余情知道凌安之已经预感到危险将近,可能是怕连累她,不管不顾的搂住他的脖子:“小人动作太快,我看如何退让也难以保全,安西军嫡系便近十万,绝对有一战之力,到时候拉着翼王的大旗,不由得他不反,余家全部家产变卖,支持着也能打个三五年,何必在这里任人宰割?”

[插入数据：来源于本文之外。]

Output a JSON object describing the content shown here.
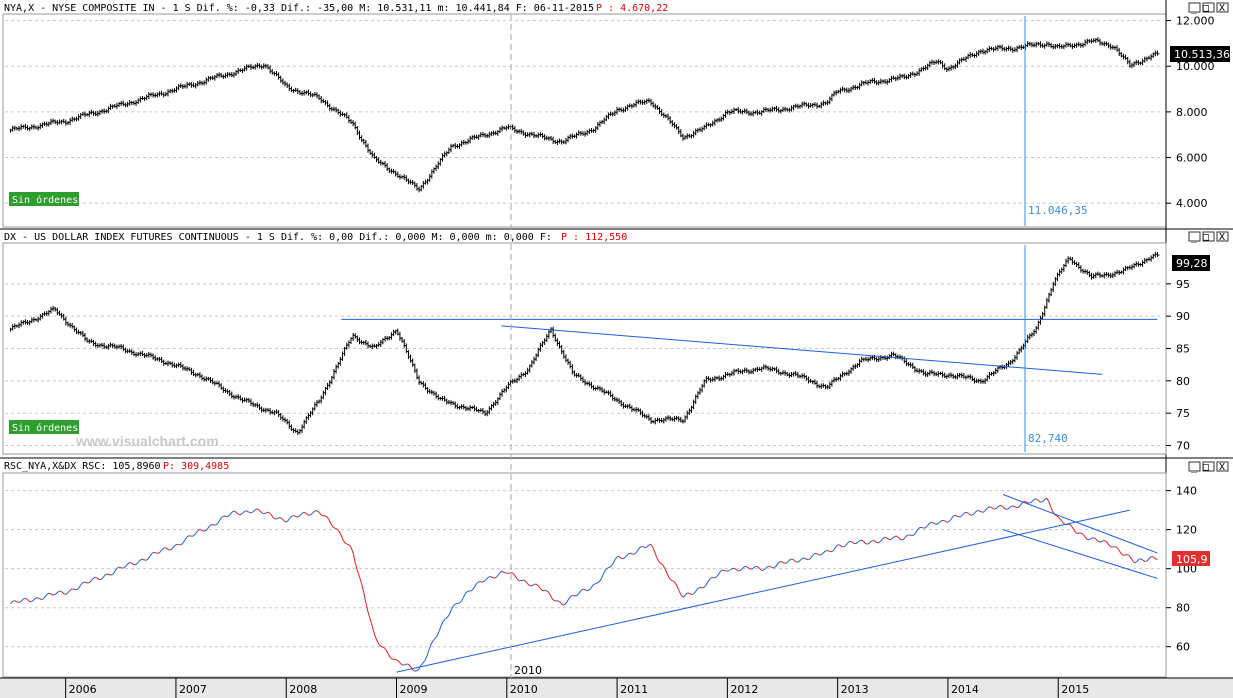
{
  "colors": {
    "background": "#ffffff",
    "price": "#000000",
    "rsc_up": "#1f5fd6",
    "rsc_down": "#e02020",
    "trendline": "#1f5fd6",
    "cursor": "#3a8fd8",
    "order_badge": "#2e9e2e",
    "last_badge": "#000000",
    "rsc_badge": "#e03030"
  },
  "window_buttons": [
    "_",
    "□",
    "X"
  ],
  "panels": [
    {
      "title_black": "NYA,X - NYSE COMPOSITE IN -  1 S Dif. %: -0,33 Dif.: -35,00 M: 10.531,11 m: 10.441,84 F: 06-11-2015",
      "title_red": "P : 4.670,22",
      "y_ticks": [
        "12.000",
        "10.000",
        "8.000",
        "6.000",
        "4.000"
      ],
      "last_value": "10.513,36",
      "cursor_value": "11.046,35",
      "badge": "Sin órdenes"
    },
    {
      "title_black": "DX - US DOLLAR INDEX FUTURES CONTINUOUS -  1 S Dif. %: 0,00 Dif.: 0,000 M: 0,000 m: 0,000 F:",
      "title_red": "P : 112,550",
      "y_ticks": [
        "95",
        "90",
        "85",
        "80",
        "75",
        "70"
      ],
      "last_value": "99,28",
      "cursor_value": "82,740",
      "badge": "Sin órdenes",
      "watermark": "www.visualchart.com"
    },
    {
      "title_black": "RSC_NYA,X&DX RSC: 105,8960",
      "title_red": "P: 309,4985",
      "y_ticks": [
        "140",
        "120",
        "100",
        "80",
        "60"
      ],
      "last_value": "105,9"
    }
  ],
  "x_axis": {
    "labels": [
      "2006",
      "2007",
      "2008",
      "2009",
      "2010",
      "2011",
      "2012",
      "2013",
      "2014",
      "2015"
    ],
    "cursor_label": "2010"
  },
  "chart_data": [
    {
      "type": "bar",
      "title": "NYA,X - NYSE COMPOSITE IN",
      "x": [
        2005.5,
        2006.0,
        2006.5,
        2007.0,
        2007.5,
        2007.8,
        2008.0,
        2008.3,
        2008.6,
        2008.8,
        2009.0,
        2009.2,
        2009.5,
        2009.8,
        2010.0,
        2010.3,
        2010.5,
        2010.8,
        2011.0,
        2011.3,
        2011.6,
        2011.8,
        2012.0,
        2012.3,
        2012.6,
        2012.9,
        2013.0,
        2013.3,
        2013.6,
        2013.9,
        2014.0,
        2014.3,
        2014.6,
        2014.9,
        2015.0,
        2015.3,
        2015.5,
        2015.65,
        2015.85
      ],
      "y": [
        7200,
        7600,
        8300,
        9000,
        9700,
        10100,
        9100,
        8600,
        7500,
        5900,
        5300,
        4600,
        6500,
        7000,
        7300,
        6900,
        6700,
        7300,
        8100,
        8500,
        6900,
        7300,
        8000,
        8000,
        8200,
        8400,
        8900,
        9300,
        9500,
        10200,
        9900,
        10700,
        10800,
        11000,
        10800,
        11100,
        10900,
        10000,
        10500
      ],
      "ylim": [
        3000,
        12200
      ],
      "y_ticks": [
        12000,
        10000,
        8000,
        6000,
        4000
      ],
      "xlim": [
        2005.45,
        2015.95
      ]
    },
    {
      "type": "bar",
      "title": "DX - US DOLLAR INDEX FUTURES CONTINUOUS",
      "x": [
        2005.5,
        2005.9,
        2006.2,
        2006.5,
        2006.9,
        2007.2,
        2007.6,
        2007.9,
        2008.1,
        2008.3,
        2008.6,
        2008.8,
        2009.0,
        2009.2,
        2009.4,
        2009.8,
        2010.0,
        2010.2,
        2010.4,
        2010.6,
        2010.8,
        2011.0,
        2011.3,
        2011.6,
        2011.8,
        2012.0,
        2012.3,
        2012.6,
        2012.9,
        2013.2,
        2013.5,
        2013.8,
        2014.0,
        2014.3,
        2014.55,
        2014.8,
        2014.95,
        2015.1,
        2015.3,
        2015.6,
        2015.85
      ],
      "y": [
        88,
        91,
        86,
        85,
        83,
        81,
        77,
        75,
        72,
        77,
        87,
        85,
        88,
        80,
        77,
        75,
        79,
        82,
        88,
        81,
        79,
        77,
        74,
        74,
        80,
        81,
        82,
        81,
        79,
        83,
        84,
        81,
        81,
        80,
        82.7,
        88,
        95,
        99,
        96,
        97,
        99.28
      ],
      "ylim": [
        69,
        101
      ],
      "y_ticks": [
        95,
        90,
        85,
        80,
        75,
        70
      ],
      "xlim": [
        2005.45,
        2015.95
      ],
      "lines": [
        {
          "x1": 2008.5,
          "y1": 89.5,
          "x2": 2015.9,
          "y2": 89.5
        },
        {
          "x1": 2009.95,
          "y1": 88.5,
          "x2": 2015.4,
          "y2": 81.0
        }
      ]
    },
    {
      "type": "line",
      "title": "RSC_NYA,X&DX",
      "x": [
        2005.5,
        2006.0,
        2006.5,
        2007.0,
        2007.5,
        2007.7,
        2008.0,
        2008.3,
        2008.6,
        2008.8,
        2009.0,
        2009.2,
        2009.5,
        2009.8,
        2010.0,
        2010.3,
        2010.5,
        2010.8,
        2011.0,
        2011.3,
        2011.6,
        2011.8,
        2012.0,
        2012.3,
        2012.6,
        2012.9,
        2013.0,
        2013.3,
        2013.6,
        2013.9,
        2014.0,
        2014.3,
        2014.6,
        2014.9,
        2015.0,
        2015.3,
        2015.5,
        2015.7,
        2015.85
      ],
      "y": [
        82,
        88,
        100,
        112,
        128,
        130,
        125,
        130,
        110,
        65,
        52,
        48,
        80,
        95,
        98,
        90,
        82,
        92,
        105,
        112,
        85,
        92,
        100,
        100,
        104,
        108,
        112,
        114,
        116,
        124,
        125,
        130,
        132,
        136,
        125,
        115,
        112,
        103,
        106
      ],
      "ylim": [
        45,
        148
      ],
      "y_ticks": [
        140,
        120,
        100,
        80,
        60
      ],
      "xlim": [
        2005.45,
        2015.95
      ],
      "lines": [
        {
          "x1": 2009.0,
          "y1": 47,
          "x2": 2015.65,
          "y2": 130
        },
        {
          "x1": 2014.5,
          "y1": 138,
          "x2": 2015.9,
          "y2": 108
        },
        {
          "x1": 2014.5,
          "y1": 120,
          "x2": 2015.9,
          "y2": 95
        }
      ]
    }
  ]
}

凌安之惨笑:“且不说凌氏百年声誉,毁于一旦,我成了无君无父、欺师灭祖的畜生;也不说反军出师无名,面对百万王师必将兵败;单讲江山一体,怎可铁蹄践踏、分裂割据、会牵连无数人,此事不要再提。”
余情咬牙:“官逼民反,狗贼与社稷无益,留之何用?”
凌安之拉开她,看着她的眼睛:“现在大楚北境,可还有战事?”
余情不知道他是何意,问这个作甚:“外敌最强的突厥,也仅是能扰边,北境已平。”
凌安之释然:“我和凌霄生来,就是给大楚打仗的,仗打完了,我俩气数也就尽了,这就是宿命,多年前便心知肚明会有这么一天,你也不要过于纠结。”

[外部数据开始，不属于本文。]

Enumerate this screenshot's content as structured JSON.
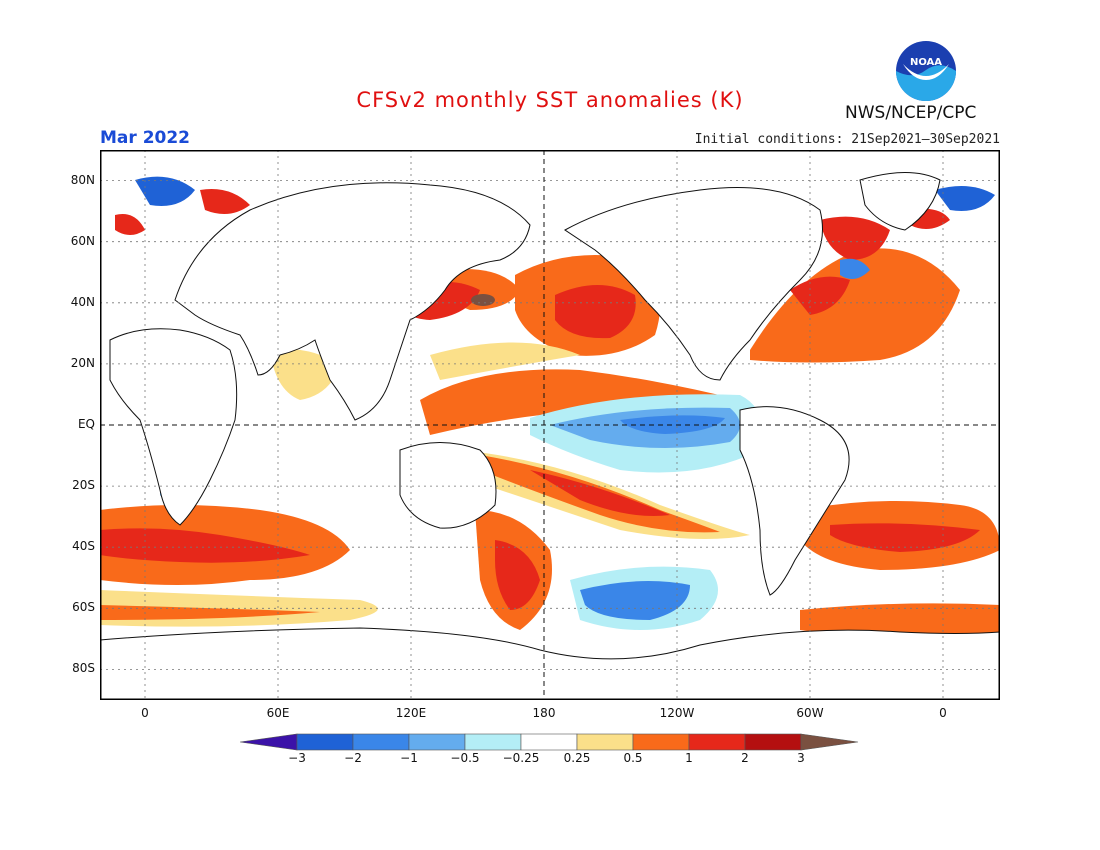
{
  "header": {
    "title": "CFSv2 monthly SST anomalies (K)",
    "month": "Mar 2022",
    "initial_conditions": "Initial conditions: 21Sep2021–30Sep2021",
    "agency": "NWS/NCEP/CPC",
    "logo_text": "NOAA"
  },
  "axes": {
    "lat_labels": [
      "80N",
      "60N",
      "40N",
      "20N",
      "EQ",
      "20S",
      "40S",
      "60S",
      "80S"
    ],
    "lon_labels": [
      "0",
      "60E",
      "120E",
      "180",
      "120W",
      "60W",
      "0"
    ]
  },
  "colorbar": {
    "labels": [
      "−3",
      "−2",
      "−1",
      "−0.5",
      "−0.25",
      "0.25",
      "0.5",
      "1",
      "2",
      "3"
    ],
    "colors": [
      "#3b12a8",
      "#1f62d6",
      "#3a86e8",
      "#64acee",
      "#b4eef6",
      "#ffffff",
      "#fbe08a",
      "#f96a1a",
      "#e6281a",
      "#b40f10",
      "#7a5040"
    ]
  }
}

余情心下百转千回,她了解凌安之,一根通天的脊梁,装的是河山这些事,平生保卫还来不及,怎么可能拥兵践踏?不过她有三寸气在,便不可能坐以待毙:“我回太原,问问小哥哥现在怎么办。”
凌安之心道回去也没用:“回去是对的,不过以后不要再来找我了。”他现在过于惹眼,余情毕竟是余家少主,如果被发现来找他,必然更受牵连,别有用心者肯定会引火烧向翼王。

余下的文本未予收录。